I had a call today from someone planning a prayer session for rain, which would include the local schools. The question: to go ahead or not? Right now, it's not just people that are confused but the plants are confused. The roses are blooming and young couples are looking at each other like they're in love. It's been that kind of weather -- after a relatively cool period it's been no-jacket weather (even in Jerusalem).
However, after another warm day on Friday, a front will arrive early Shabbat morning Temperatures should fall on blustery northwesterly winds and moisture will arrive late Motzei Shabbat. The storm will pass east of Cyprus and then north of us on Monday, bringing substantial (10s of mm of) rain from north to south, with rain amounts generally increasing from south central Israel to the far north.
The cool weather should last into mid-week and then temperatures should turn milder. Yet, another storm appears to be brewing for the end of the year. Right now, there seems to be no possibility of any frozen precipitation with this end of the year storm, and it is not yet forecast to be as strong as the one we're expecting early next week.

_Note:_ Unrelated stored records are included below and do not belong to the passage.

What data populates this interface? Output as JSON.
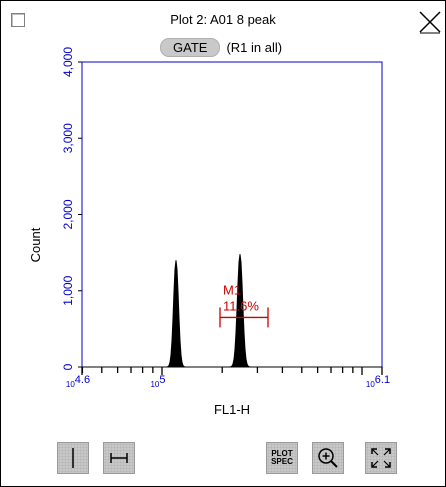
{
  "title": "Plot 2: A01 8 peak",
  "gate": {
    "button_label": "GATE",
    "text": "(R1 in all)"
  },
  "chart_data": {
    "type": "histogram",
    "xlabel": "FL1-H",
    "ylabel": "Count",
    "ylim": [
      0,
      4000
    ],
    "y_ticks": [
      "0",
      "1,000",
      "2,000",
      "3,000",
      "4,000"
    ],
    "y_tick_values": [
      0,
      1000,
      2000,
      3000,
      4000
    ],
    "xlim_log10": [
      4.6,
      6.1
    ],
    "x_tick_labels": [
      {
        "base": "10",
        "exp": "4.6",
        "value": 4.6
      },
      {
        "base": "10",
        "exp": "5",
        "value": 5.0
      },
      {
        "base": "10",
        "exp": "6.1",
        "value": 6.1
      }
    ],
    "peaks": [
      {
        "center_log10": 5.07,
        "height": 1400,
        "sigma_log10": 0.012
      },
      {
        "center_log10": 5.39,
        "height": 1480,
        "sigma_log10": 0.013
      }
    ],
    "marker": {
      "name": "M1",
      "percent": "11.6%",
      "x_start_log10": 5.29,
      "x_end_log10": 5.53,
      "y_level": 650
    },
    "colors": {
      "axis": "#0000cc",
      "fill": "#000000",
      "marker": "#cc0000"
    }
  },
  "toolbar": {
    "plot_spec_line1": "PLOT",
    "plot_spec_line2": "SPEC"
  },
  "icons": [
    "vertical-cursor-icon",
    "range-cursor-icon",
    "zoom-in-icon",
    "fit-to-window-icon",
    "close-icon"
  ]
}
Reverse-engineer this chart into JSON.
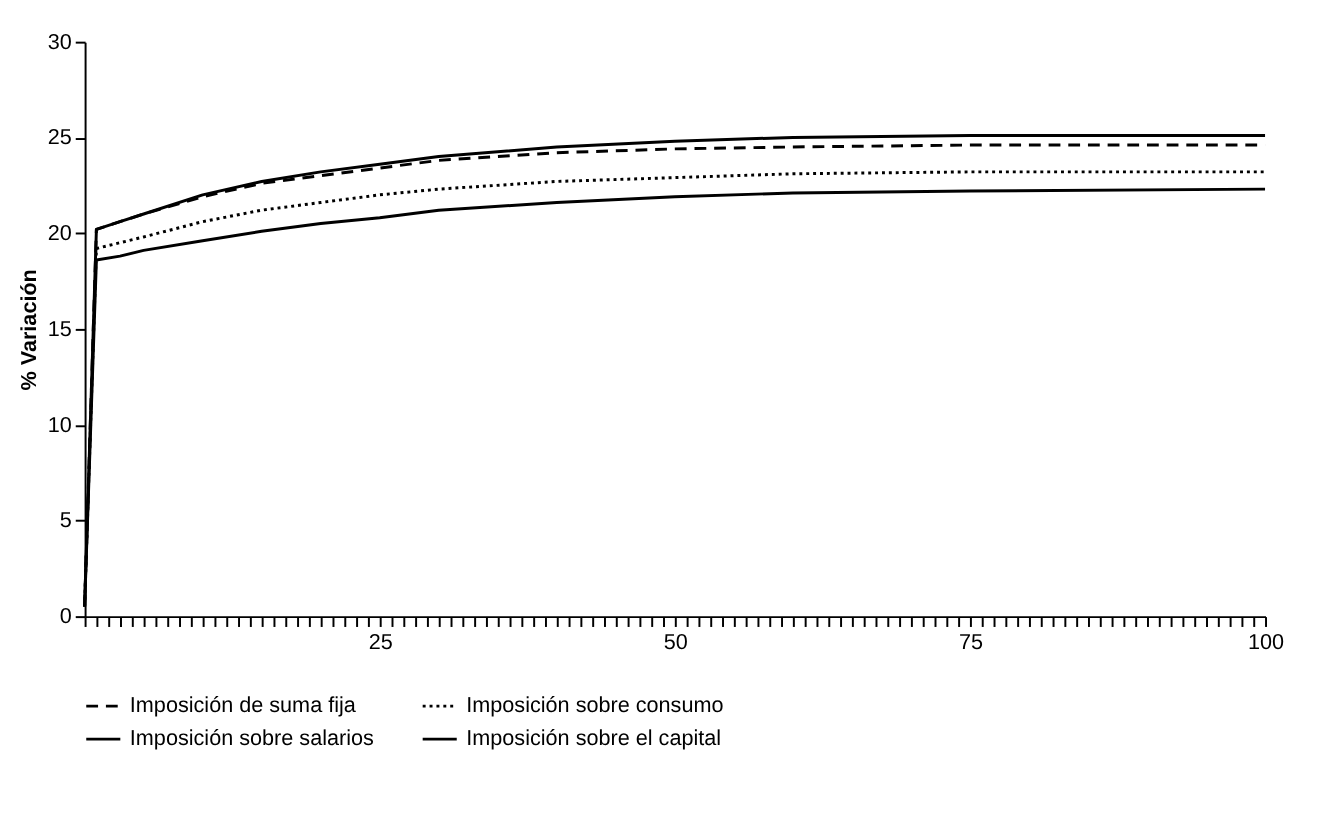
{
  "chart_data": {
    "type": "line",
    "ylabel": "% Variación",
    "x": [
      0,
      1,
      3,
      5,
      10,
      15,
      20,
      25,
      30,
      40,
      50,
      60,
      75,
      100
    ],
    "series": [
      {
        "name": "Imposición de suma fija",
        "color": "#000000",
        "line_style": "dashed",
        "values": [
          0.5,
          20.2,
          20.6,
          21.0,
          21.9,
          22.6,
          23.0,
          23.4,
          23.8,
          24.2,
          24.4,
          24.5,
          24.6,
          24.6
        ]
      },
      {
        "name": "Imposición sobre consumo",
        "color": "#000000",
        "line_style": "dotted",
        "values": [
          0.5,
          19.2,
          19.5,
          19.8,
          20.6,
          21.2,
          21.6,
          22.0,
          22.3,
          22.7,
          22.9,
          23.1,
          23.2,
          23.2
        ]
      },
      {
        "name": "Imposición sobre salarios",
        "color": "#000000",
        "line_style": "solid",
        "values": [
          0.5,
          18.6,
          18.8,
          19.1,
          19.6,
          20.1,
          20.5,
          20.8,
          21.2,
          21.6,
          21.9,
          22.1,
          22.2,
          22.3
        ]
      },
      {
        "name": "Imposición sobre el capital",
        "color": "#000000",
        "line_style": "solid",
        "values": [
          0.5,
          20.2,
          20.6,
          21.0,
          22.0,
          22.7,
          23.2,
          23.6,
          24.0,
          24.5,
          24.8,
          25.0,
          25.1,
          25.1
        ]
      }
    ],
    "xlim": [
      0,
      100
    ],
    "xticks": [
      {
        "value": 0,
        "label": null
      },
      {
        "value": 1,
        "label": null
      },
      {
        "value": 2,
        "label": null
      },
      {
        "value": 3,
        "label": null
      },
      {
        "value": 4,
        "label": null
      },
      {
        "value": 5,
        "label": null
      },
      {
        "value": 6,
        "label": null
      },
      {
        "value": 7,
        "label": null
      },
      {
        "value": 8,
        "label": null
      },
      {
        "value": 9,
        "label": null
      },
      {
        "value": 10,
        "label": null
      },
      {
        "value": 11,
        "label": null
      },
      {
        "value": 12,
        "label": null
      },
      {
        "value": 13,
        "label": null
      },
      {
        "value": 14,
        "label": null
      },
      {
        "value": 15,
        "label": null
      },
      {
        "value": 16,
        "label": null
      },
      {
        "value": 17,
        "label": null
      },
      {
        "value": 18,
        "label": null
      },
      {
        "value": 19,
        "label": null
      },
      {
        "value": 20,
        "label": null
      },
      {
        "value": 21,
        "label": null
      },
      {
        "value": 22,
        "label": null
      },
      {
        "value": 23,
        "label": null
      },
      {
        "value": 24,
        "label": null
      },
      25,
      {
        "value": 26,
        "label": null
      },
      {
        "value": 27,
        "label": null
      },
      {
        "value": 28,
        "label": null
      },
      {
        "value": 29,
        "label": null
      },
      {
        "value": 30,
        "label": null
      },
      {
        "value": 31,
        "label": null
      },
      {
        "value": 32,
        "label": null
      },
      {
        "value": 33,
        "label": null
      },
      {
        "value": 34,
        "label": null
      },
      {
        "value": 35,
        "label": null
      },
      {
        "value": 36,
        "label": null
      },
      {
        "value": 37,
        "label": null
      },
      {
        "value": 38,
        "label": null
      },
      {
        "value": 39,
        "label": null
      },
      {
        "value": 40,
        "label": null
      },
      {
        "value": 41,
        "label": null
      },
      {
        "value": 42,
        "label": null
      },
      {
        "value": 43,
        "label": null
      },
      {
        "value": 44,
        "label": null
      },
      {
        "value": 45,
        "label": null
      },
      {
        "value": 46,
        "label": null
      },
      {
        "value": 47,
        "label": null
      },
      {
        "value": 48,
        "label": null
      },
      {
        "value": 49,
        "label": null
      },
      50,
      {
        "value": 51,
        "label": null
      },
      {
        "value": 52,
        "label": null
      },
      {
        "value": 53,
        "label": null
      },
      {
        "value": 54,
        "label": null
      },
      {
        "value": 55,
        "label": null
      },
      {
        "value": 56,
        "label": null
      },
      {
        "value": 57,
        "label": null
      },
      {
        "value": 58,
        "label": null
      },
      {
        "value": 59,
        "label": null
      },
      {
        "value": 60,
        "label": null
      },
      {
        "value": 61,
        "label": null
      },
      {
        "value": 62,
        "label": null
      },
      {
        "value": 63,
        "label": null
      },
      {
        "value": 64,
        "label": null
      },
      {
        "value": 65,
        "label": null
      },
      {
        "value": 66,
        "label": null
      },
      {
        "value": 67,
        "label": null
      },
      {
        "value": 68,
        "label": null
      },
      {
        "value": 69,
        "label": null
      },
      {
        "value": 70,
        "label": null
      },
      {
        "value": 71,
        "label": null
      },
      {
        "value": 72,
        "label": null
      },
      {
        "value": 73,
        "label": null
      },
      {
        "value": 74,
        "label": null
      },
      75,
      {
        "value": 76,
        "label": null
      },
      {
        "value": 77,
        "label": null
      },
      {
        "value": 78,
        "label": null
      },
      {
        "value": 79,
        "label": null
      },
      {
        "value": 80,
        "label": null
      },
      {
        "value": 81,
        "label": null
      },
      {
        "value": 82,
        "label": null
      },
      {
        "value": 83,
        "label": null
      },
      {
        "value": 84,
        "label": null
      },
      {
        "value": 85,
        "label": null
      },
      {
        "value": 86,
        "label": null
      },
      {
        "value": 87,
        "label": null
      },
      {
        "value": 88,
        "label": null
      },
      {
        "value": 89,
        "label": null
      },
      {
        "value": 90,
        "label": null
      },
      {
        "value": 91,
        "label": null
      },
      {
        "value": 92,
        "label": null
      },
      {
        "value": 93,
        "label": null
      },
      {
        "value": 94,
        "label": null
      },
      {
        "value": 95,
        "label": null
      },
      {
        "value": 96,
        "label": null
      },
      {
        "value": 97,
        "label": null
      },
      {
        "value": 98,
        "label": null
      },
      {
        "value": 99,
        "label": null
      },
      100
    ],
    "ylim": [
      0,
      30
    ],
    "yticks": [
      0,
      5,
      10,
      15,
      20,
      25,
      30
    ],
    "grid": false,
    "legend": "bottom",
    "marker": "none"
  }
}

So, to go ahead with the prayers for rain? What would you do?
In fact, these type of existential questions also apply to where to dine out. You see, finding a restaurant to eat out is full of peril. For instance, we just completed a promotional event for our new total lightning network. We stayed at the David Intercontinental Hotel in Tel-Aviv for a night, and had dinner at one of the in-house restaurants. It was fine-dining with excellent service, in a quiet and relaxed atmosphere. The problem? The food was nicely presented on a big plate, decorated with fancy sauces -- but the portions were tiny. This is because the bigger the plate the smaller the amount of food served. In fact, years ago my wife felt so sorry for me she gave me part of her portion.
The last time this happened (years ago), the manager asked us how was the food. When we said quite tasty but that the portions were too small, he said we should have asked for more. We live in a strange country!
In contrast, we also ate at a steak house (Tzidkahu) in Talpiot, Jerusalem. Here, the waiters bring a million different salads and enough food to take home, and the plates although large are not too, too large. One goes home a bit frazzled from the commotion and music, but one goes home full.
Of course, I am thankful to have any food to eat. Still, I'd like to combine a big meal with a relaxed atmosphere -- but rarely do we ever really get everything we want. The next morning, I ate a big breakfast.